BreastScreen Aotearoa is New Zealand’s free national breast screening programme for women aged between 45 and 69

BreastScreen Aotearoa

New Zealand has a free breast screening programme available to all women aged 45 to 69.

Phone 0800 270 200

Time to screen

Breast Screening

If you are aged 45 to 69, have your free breast screen (mammogram) every two years. 

A mammogram is an xray of your breasts. It is used to find early signs of breast cancer before it is big enough to feel or cause symptoms.  The goal of breast screening is to find cancer early, before it has a chance to grow.

Your appointment will be at a clinic or a mobile breast screening bus.

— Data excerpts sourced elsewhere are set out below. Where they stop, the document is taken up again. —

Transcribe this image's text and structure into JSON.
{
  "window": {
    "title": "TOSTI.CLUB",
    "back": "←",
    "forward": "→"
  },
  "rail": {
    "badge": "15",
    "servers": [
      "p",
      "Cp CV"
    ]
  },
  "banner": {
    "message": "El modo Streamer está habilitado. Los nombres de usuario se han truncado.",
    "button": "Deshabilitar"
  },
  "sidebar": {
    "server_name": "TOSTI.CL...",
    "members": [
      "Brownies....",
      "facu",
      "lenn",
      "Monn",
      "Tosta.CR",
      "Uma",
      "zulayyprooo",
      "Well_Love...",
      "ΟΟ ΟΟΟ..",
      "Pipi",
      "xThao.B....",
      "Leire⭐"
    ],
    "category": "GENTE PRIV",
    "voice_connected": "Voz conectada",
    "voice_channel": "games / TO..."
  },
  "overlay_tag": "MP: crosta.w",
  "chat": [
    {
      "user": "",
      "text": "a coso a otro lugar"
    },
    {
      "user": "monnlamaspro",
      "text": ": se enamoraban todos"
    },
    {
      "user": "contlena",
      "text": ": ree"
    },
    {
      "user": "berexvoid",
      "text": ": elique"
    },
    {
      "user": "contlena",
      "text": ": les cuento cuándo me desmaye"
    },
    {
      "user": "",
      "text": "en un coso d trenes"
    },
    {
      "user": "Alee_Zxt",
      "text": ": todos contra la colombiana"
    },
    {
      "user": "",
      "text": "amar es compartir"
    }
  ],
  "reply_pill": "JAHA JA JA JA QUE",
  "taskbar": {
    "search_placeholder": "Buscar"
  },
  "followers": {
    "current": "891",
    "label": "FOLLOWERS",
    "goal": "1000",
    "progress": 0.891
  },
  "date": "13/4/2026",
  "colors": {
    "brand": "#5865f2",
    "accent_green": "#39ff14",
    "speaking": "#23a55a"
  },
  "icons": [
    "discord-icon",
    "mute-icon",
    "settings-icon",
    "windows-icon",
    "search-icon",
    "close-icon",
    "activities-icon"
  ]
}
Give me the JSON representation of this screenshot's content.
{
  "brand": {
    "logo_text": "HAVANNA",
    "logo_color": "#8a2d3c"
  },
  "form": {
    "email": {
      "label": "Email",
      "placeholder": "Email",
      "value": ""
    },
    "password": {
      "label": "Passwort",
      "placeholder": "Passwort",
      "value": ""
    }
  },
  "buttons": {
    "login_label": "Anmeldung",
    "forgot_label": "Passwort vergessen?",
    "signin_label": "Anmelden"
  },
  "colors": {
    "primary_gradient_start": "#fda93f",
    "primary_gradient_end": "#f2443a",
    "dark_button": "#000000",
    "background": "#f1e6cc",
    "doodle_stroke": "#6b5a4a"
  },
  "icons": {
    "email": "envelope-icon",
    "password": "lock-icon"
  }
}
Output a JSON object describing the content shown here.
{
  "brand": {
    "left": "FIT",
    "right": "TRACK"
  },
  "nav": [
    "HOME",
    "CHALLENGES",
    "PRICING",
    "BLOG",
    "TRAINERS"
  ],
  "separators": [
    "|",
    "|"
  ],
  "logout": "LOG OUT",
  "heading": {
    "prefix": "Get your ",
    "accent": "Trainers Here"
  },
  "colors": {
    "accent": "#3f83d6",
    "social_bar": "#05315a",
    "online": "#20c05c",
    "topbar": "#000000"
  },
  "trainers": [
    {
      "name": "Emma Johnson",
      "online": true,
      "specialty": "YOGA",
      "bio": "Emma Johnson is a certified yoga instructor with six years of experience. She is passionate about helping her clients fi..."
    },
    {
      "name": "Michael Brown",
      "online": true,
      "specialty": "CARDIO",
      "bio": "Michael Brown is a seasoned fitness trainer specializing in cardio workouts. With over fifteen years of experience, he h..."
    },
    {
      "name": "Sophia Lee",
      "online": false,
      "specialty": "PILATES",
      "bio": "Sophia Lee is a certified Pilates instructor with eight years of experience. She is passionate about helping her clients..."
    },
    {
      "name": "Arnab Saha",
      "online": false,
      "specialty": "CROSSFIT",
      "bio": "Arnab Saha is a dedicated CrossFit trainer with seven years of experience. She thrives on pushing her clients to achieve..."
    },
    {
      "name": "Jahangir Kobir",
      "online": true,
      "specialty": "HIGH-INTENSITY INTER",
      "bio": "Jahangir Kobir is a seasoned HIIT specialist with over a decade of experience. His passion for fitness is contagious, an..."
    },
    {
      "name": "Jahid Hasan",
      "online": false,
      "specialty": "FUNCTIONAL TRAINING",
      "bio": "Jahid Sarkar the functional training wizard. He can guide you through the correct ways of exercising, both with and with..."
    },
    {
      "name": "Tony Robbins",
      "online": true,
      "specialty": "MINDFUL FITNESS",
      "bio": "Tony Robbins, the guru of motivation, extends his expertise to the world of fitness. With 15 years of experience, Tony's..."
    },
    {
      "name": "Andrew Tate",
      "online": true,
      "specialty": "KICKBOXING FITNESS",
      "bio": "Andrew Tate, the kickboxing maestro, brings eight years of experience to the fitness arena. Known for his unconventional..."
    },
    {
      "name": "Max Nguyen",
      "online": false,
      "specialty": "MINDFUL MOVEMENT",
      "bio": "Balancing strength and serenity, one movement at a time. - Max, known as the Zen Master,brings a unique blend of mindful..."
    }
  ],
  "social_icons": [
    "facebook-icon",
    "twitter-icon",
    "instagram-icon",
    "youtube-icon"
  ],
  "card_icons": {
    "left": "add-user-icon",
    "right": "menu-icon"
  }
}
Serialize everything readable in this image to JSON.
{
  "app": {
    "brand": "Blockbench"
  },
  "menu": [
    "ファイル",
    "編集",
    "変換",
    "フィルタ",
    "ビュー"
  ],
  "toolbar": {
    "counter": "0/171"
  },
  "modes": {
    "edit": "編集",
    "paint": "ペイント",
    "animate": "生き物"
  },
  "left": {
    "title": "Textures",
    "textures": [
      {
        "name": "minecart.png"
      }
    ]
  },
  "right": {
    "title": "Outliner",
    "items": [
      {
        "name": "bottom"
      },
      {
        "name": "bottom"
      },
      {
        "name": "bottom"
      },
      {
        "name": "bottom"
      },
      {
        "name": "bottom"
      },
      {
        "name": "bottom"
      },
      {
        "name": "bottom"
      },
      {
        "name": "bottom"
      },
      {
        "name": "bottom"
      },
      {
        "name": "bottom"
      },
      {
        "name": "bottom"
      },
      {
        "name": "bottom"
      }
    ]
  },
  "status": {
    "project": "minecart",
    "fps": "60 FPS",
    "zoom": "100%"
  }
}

You will stand at an xray machine. Each breast will be placed on a machine and firmly pressed between two plates for a short period. You will feel some pressure that can be uncomfortable.

Two xrays are taken of each breast at different angles.

It takes around three weeks to get the results. If nothing is found you will get a letter.

If something needs further investigation or the mammogram was unclear, you will be contacted. You may need more tests to find out what's going on. These tests may include another mammogram, an ultrasound or a biopsy. 

Women of any age should be breast-aware, even if they are having mammograms. it's still important to let your health care provider know right away if you notice a lump in your breast or have any other concerns about your breasts.

Benefits and risks

Breast screening can save lives by finding breast cancer early when it is easier to treat. Of all of the age groups, women aged 60 to 69 years are most likely to benefit.

But mammograms are not perfect tests.  Some cancers may be missed, which may delay getting treatment. 

Sometimes mammograms find things that look like cancer but are not. This leads to more testing and can cause unnecessary worry and anxiety.

Overdiagnosis, where a low-risk type of breast cancer is found that never would have caused any health problems if left alone is also a risk.  Because it’s not possible to tell the harmful cancers from the harmless ones everyone is usually offered treatment. This may include surgery and radiotherapy which can have serious side-effects.